Harold Prince, who has died at 91, directed such shows as Phantom of the Opera, Evita and Westside Story. Photo / AP
Harold Prince, who has died at 91, directed such shows as Phantom of the Opera, Evita and Westside Story. Photo / AP
The Broadway director and producer Harold Prince, who pushed the boundaries of musical theatre with groundbreaking shows such as The Phantom of the Opera, Cabaret, Company and Sweeney Todd and won a staggering 21 Tony Awards, has died.
He was 91. Prince died after a brief illness in Reykjavik, Iceland.He was in transit from Europe to New York.
Prince was known for his fluid, cinematic director's touch and was unpredictable and uncompromising in his choice of stage material. He often picked challenging, offbeat subjects to musicalise, such as a murderous, knife-wielding barber who baked his victims in pies or the 19th-century opening of Japan to the West.
Emma Kingston, playing the role of Eva Peron, on stage during the 'Evita' media call oin 2018 in Singapore. Photo / Gett Images
Along the way, he helped create some of Broadway's most enduring musical hits, first as a producer of shows such as The Pajama Game, Damn Yankees, West Side Story, A Funny Thing Happened on the Way to the Forum and Fiddler on the Roof.

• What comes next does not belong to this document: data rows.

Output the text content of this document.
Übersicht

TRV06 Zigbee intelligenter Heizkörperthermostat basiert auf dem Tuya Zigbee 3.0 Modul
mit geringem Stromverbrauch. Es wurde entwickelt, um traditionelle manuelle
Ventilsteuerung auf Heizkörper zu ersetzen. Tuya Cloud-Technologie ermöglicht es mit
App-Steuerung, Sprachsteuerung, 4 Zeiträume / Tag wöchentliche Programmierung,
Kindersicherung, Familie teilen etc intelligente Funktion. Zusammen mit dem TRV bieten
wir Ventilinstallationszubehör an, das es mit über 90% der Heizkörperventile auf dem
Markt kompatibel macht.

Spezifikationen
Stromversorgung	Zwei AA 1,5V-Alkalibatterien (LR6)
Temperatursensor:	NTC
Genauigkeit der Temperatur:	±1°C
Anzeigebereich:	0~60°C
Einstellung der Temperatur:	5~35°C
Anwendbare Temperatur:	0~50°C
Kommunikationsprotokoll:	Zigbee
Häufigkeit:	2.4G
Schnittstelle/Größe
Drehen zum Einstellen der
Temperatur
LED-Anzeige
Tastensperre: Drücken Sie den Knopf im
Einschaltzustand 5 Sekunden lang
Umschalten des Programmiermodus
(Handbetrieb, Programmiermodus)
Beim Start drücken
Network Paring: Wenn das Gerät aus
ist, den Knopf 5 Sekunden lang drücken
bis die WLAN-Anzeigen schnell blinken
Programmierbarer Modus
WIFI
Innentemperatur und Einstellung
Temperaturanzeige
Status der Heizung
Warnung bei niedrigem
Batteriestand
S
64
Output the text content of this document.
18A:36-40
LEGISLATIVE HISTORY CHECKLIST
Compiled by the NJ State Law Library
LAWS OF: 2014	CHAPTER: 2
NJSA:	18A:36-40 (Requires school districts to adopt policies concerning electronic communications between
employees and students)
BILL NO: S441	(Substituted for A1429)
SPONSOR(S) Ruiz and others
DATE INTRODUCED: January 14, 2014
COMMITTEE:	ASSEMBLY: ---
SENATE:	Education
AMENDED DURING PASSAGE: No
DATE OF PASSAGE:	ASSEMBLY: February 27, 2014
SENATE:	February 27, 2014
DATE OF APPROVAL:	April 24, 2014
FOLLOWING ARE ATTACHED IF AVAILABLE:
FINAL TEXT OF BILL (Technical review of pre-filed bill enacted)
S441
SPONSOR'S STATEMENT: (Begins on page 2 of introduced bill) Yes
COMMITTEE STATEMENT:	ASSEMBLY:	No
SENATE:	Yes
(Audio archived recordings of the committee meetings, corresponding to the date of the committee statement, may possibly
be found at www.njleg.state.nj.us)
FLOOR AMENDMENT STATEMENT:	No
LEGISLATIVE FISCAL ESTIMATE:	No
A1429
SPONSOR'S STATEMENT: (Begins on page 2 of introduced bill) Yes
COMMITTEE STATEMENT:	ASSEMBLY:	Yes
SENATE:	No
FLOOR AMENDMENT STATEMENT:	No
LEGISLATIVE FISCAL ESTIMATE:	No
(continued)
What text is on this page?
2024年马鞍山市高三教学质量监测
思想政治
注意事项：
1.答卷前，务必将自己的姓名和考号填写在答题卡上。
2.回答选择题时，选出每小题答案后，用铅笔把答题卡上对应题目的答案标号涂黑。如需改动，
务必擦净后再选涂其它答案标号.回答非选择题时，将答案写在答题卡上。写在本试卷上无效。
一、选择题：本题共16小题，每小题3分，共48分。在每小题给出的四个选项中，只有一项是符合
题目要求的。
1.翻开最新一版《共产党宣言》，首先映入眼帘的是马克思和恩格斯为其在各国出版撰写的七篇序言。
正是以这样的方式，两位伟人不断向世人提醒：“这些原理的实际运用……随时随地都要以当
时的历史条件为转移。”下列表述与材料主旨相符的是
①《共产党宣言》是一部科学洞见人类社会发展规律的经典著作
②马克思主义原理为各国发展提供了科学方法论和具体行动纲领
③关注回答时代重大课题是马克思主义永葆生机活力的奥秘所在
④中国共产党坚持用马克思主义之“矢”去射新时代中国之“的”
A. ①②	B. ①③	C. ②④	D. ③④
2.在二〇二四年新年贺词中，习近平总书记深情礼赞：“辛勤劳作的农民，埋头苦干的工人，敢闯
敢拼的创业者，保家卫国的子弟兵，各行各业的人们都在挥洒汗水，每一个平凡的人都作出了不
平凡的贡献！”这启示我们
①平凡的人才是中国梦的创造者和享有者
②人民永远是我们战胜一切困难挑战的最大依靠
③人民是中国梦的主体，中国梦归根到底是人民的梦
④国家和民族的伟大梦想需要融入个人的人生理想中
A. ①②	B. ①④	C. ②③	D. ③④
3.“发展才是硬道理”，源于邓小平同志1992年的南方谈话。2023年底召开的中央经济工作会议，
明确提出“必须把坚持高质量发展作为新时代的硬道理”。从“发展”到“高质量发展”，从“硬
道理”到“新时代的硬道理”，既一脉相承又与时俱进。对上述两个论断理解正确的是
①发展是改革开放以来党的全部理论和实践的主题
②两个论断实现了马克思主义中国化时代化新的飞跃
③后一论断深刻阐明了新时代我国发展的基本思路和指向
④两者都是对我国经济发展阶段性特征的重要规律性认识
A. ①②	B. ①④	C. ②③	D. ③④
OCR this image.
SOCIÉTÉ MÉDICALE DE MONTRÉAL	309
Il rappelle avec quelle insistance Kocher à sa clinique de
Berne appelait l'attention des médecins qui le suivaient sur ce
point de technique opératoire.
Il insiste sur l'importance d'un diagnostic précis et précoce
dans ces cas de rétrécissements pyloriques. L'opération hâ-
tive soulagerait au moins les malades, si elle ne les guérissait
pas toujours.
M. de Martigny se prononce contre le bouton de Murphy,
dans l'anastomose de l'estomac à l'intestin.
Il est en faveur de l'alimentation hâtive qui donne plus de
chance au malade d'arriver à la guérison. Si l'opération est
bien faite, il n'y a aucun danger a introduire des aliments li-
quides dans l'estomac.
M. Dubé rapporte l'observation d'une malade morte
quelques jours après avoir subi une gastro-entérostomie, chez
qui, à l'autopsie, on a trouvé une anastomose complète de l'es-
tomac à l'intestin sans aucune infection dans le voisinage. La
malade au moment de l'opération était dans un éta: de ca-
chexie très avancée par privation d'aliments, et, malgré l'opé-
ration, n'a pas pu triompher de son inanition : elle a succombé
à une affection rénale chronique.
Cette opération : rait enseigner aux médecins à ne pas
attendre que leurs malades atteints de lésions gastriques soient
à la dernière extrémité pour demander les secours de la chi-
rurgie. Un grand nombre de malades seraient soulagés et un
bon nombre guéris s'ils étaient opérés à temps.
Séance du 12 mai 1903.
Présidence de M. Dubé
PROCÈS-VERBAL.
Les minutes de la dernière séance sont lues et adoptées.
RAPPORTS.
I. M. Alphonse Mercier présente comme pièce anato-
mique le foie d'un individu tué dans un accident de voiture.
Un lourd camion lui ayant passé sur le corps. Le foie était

He later became a director, overseeing landmark musicals such as Cabaret, Sweeney Todd, Evita and The Phantom of the Opera.
Sir Andrew Lloyd Webber said it was impossible to overestimate Prince's importance to the stage.
"All of modern musical theatre owes practically everything to him," Lloyd Webber said.
Tributes also poured in from generations of Broadway figures, including composer David Yazbek, who called Prince "a real giant," and the performer Bernadette Peters, who called it a "sad day" . Seinfeld's Jason Alexander, who was directed by Prince in Merrily We Roll Along, said Prince "reshaped American theatre and today's giants stand on his shoulders".
Composer Jason Robert Brown hailed Prince's "commitment and an enthusiasm and a work ethic and an endless well of creative passion".
Cast members of The Phantom of the Opera perform on stage. Photo / Supplied
Prince, known by friends as Hal, worked with some of the best-known composers and lyricists in musical theatre, including Leonard Bernstein, Jerry Bock and Sheldon Harnick, John Kander and Fred Ebb, and, most notably, Stephen Sondheim.
"I don't do a lot of analysing of why I do something," Prince once said. "It's all instinct."
Only rarely, he said, did he take on an idea just for the money.